His talk of currency manipulation could lead to a trade warby George Magnus / December 13, 2016 / Leave a comment
In an interview with Fox News over the weekend, the President-Elect said he didn’t know why the United States should be bound by the One China policy. This policy, under which the US has commercial and military relations with Taiwan but doesn’t recognise its sovereign status, has been the bedrock of US foreign policy towards China for 40 years and is among the most sensitive of red lines for Beijing. Now, Donald Trump is hinting he could revisit it—unless China was willing to do a deal with the US over trade and other issues that span tensions over the South China Sea and relations with North Korea. Why is he treading on eggshells?
The now typical answers to this—as to many other questions—are that he doesn’t care for political correctness, doesn’t mind being called volatile and unpredictable, and wants to establish a new basis for US-China relations, ostensibly to give American workers a better deal. But a more fractious relationship with China has also been in the Trump narrative from the beginning of his election campaign. The rhetoric during the year and since his November victory has included the threat to label China a currency manipulator, to levy across-the-board tariffs on Chinese goods, and to build up American military presence in the South and East China Seas. More recently, he had already broken protocol by receiving a congratulatory phone call from Taiwan’s President Tsai Ing-wen.
It is sometimes argued that Trump’s unpredictability means no one should take him at face value. He has, after all, nominated Terry Branstad, the governor of Iowa and a man who calls President Xi Jinping a friend, to be America’s ambassador to China. But for the moment at least, he is making big and not very comforting noises.
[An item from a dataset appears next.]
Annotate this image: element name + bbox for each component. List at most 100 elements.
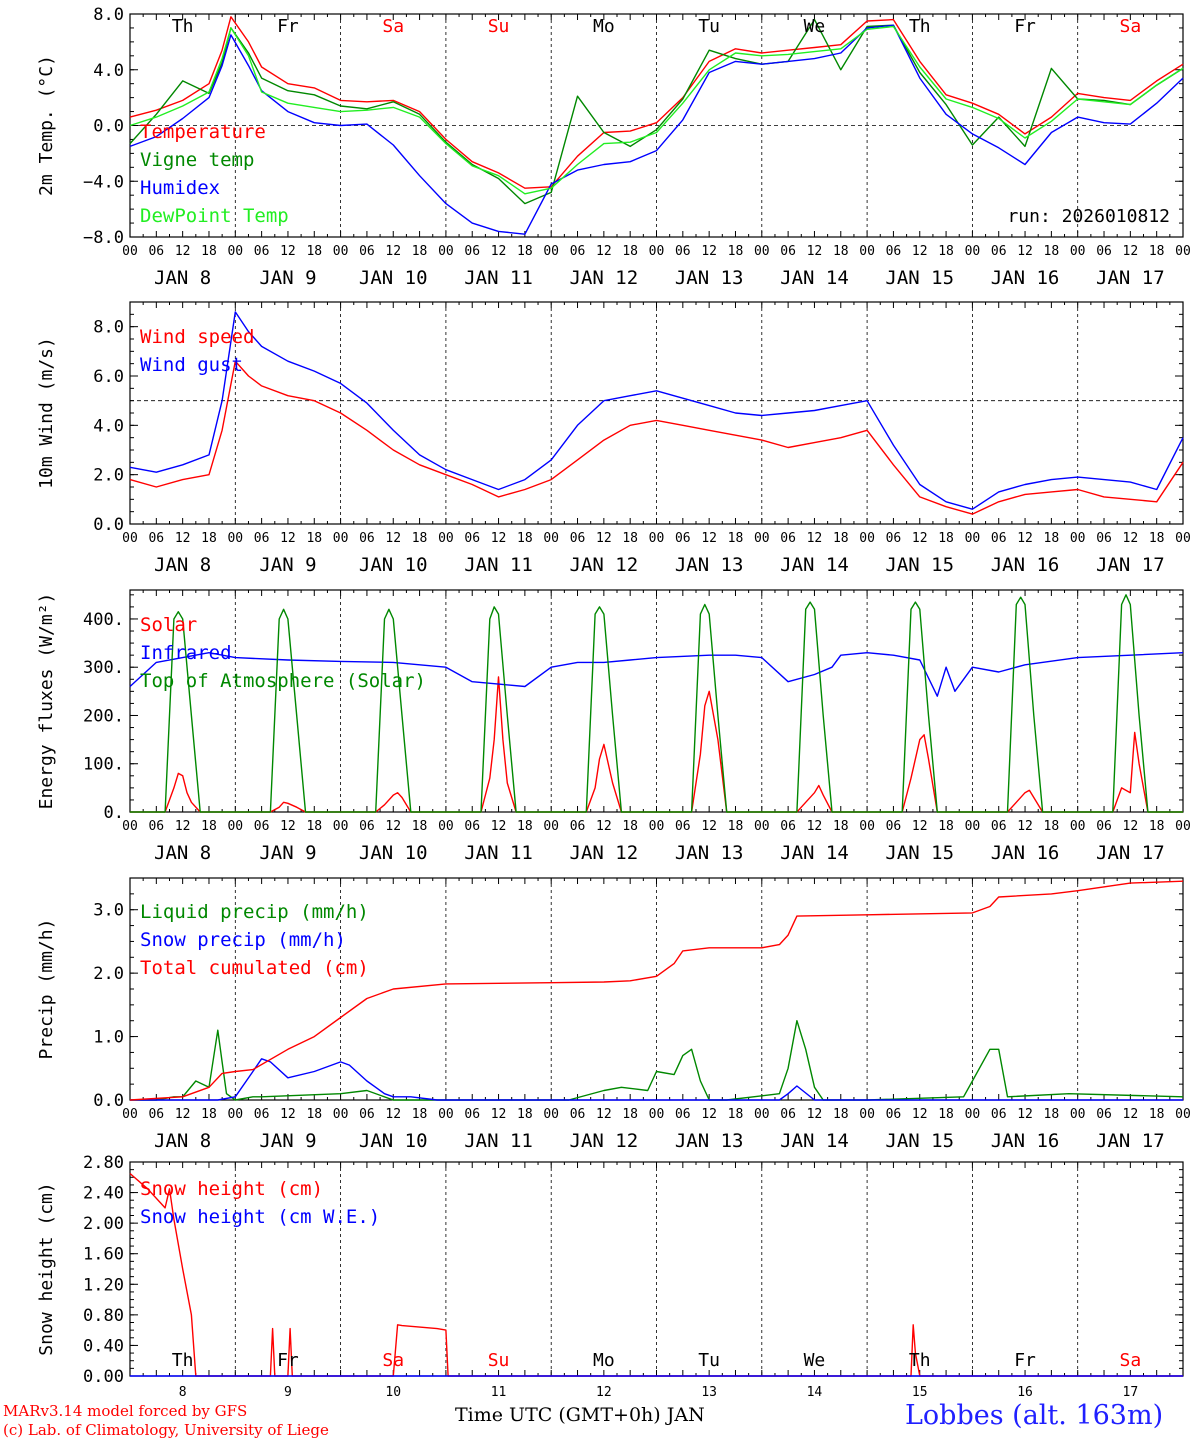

This latest foray, to put the One China policy in play, is a serious escalation in US-China tension, and he must have known Beijing would not be happy.
And it wasn’t. Foreign Ministry spokesperson Geng Shuang said on Monday that if the One China policy was compromised or undermined, then the US-China co-operation would be out of the question. The daily Global Times, affiliated to the Communist Party, said that Trump’s statement testified to his inexperience, and insisted that the One China policy was not something to be traded, sold or bargained over.
It is tempting to put all this down to posturing before the new president takes office, but it would also probably be a mistake to. Leaving aside the straight geopolitics of maritime disputes and rights, trade is already a hot issue for both America and China. For Trump, American jobs are the central issue. The US trade deficit with China was a record $366bn last year, equivalent to about 69 per cent of the total US trade deficit of $530bn. Trump’s team has charged that China cheats in trade by manipulating its currency, and by using subsidies and other measures to boost exports and restrict imports.
For China, the issue is status and respect in the world’s trading and economic system. It seeks recognition for its weight as the largest export nation, and it also wants a bigger say in global institutions and a bigger role for the renminbi. It doesn’t want to be treated as a supplicant, or a country that is on trial for good behaviour.
In mid-December, Chinese officials were disappointed not to have been awarded “market economy” status (MES) on the 15th anniversary of the country joining the World Trade Organisation. They thought it had been assured. Among other things, MES requires global regulators in trade disputes to consider export prices on a domestic basis and not with reference to prices in third countries. MES, therefore, would favour China, especially in contentious areas such as steel, where it is accused by the US and the European Union of dumping the product at unfairly low prices.
And it’s not only about steel. Last week, the US Commerce department imposed anti-dumping tariffs on Chinese-made washing machines. China had vowed to take action against any WTO member that refuses to recognise MES in anti-dumping disputes. In a rather pointed way, the official Xinhua news agency said that the refusal to award MES was “nothing short of protectionism” and “poisons the recovery of the global economy.”
The background to Trump’s One China policy statement, therefore, is one of festering tension over trade. After Trump is inaugurated, the likelihood is that his administration will label China a currency manipulator, which is relatively meaningless but it would trigger investigations. If these found China to be manipulating its currency, the US could implement partial or sector-specific tariffs, probably much lower than the 45 per cent widely cited, on high-profile Chinese exports such as steel and automobile parts.
China would almost certainly retaliate. Global Times pointed out recently that US tariffs could prompt China to spurn Boeing aircraft, American cars and iPhones, and impose retaliatory trade restrictions against soybean and maize imports from the US, which certainly wouldn’t please the voters of Iowa.
US-China relations, therefore, look set to enter a new phase in which two strongmen face off. Trump has vowed to make America great again, and stand up for US workers in the face of foreign countries and governments, and even domestic companies that offer them a bad deal. China, by contrast, is on a mission to overcome and overturn the humiliation which it claims foreigners and history have imposed on the country. President Xi Jinping, facing a crucial 19th Party Congress at the end of 2017, is determined not to be seen to be weak, or not in control of China’s most important external relationship.
The US and China will have to manage an increasingly difficult and sensitive relationship, and with Trump’s One China statement, the temperature just went up several degrees.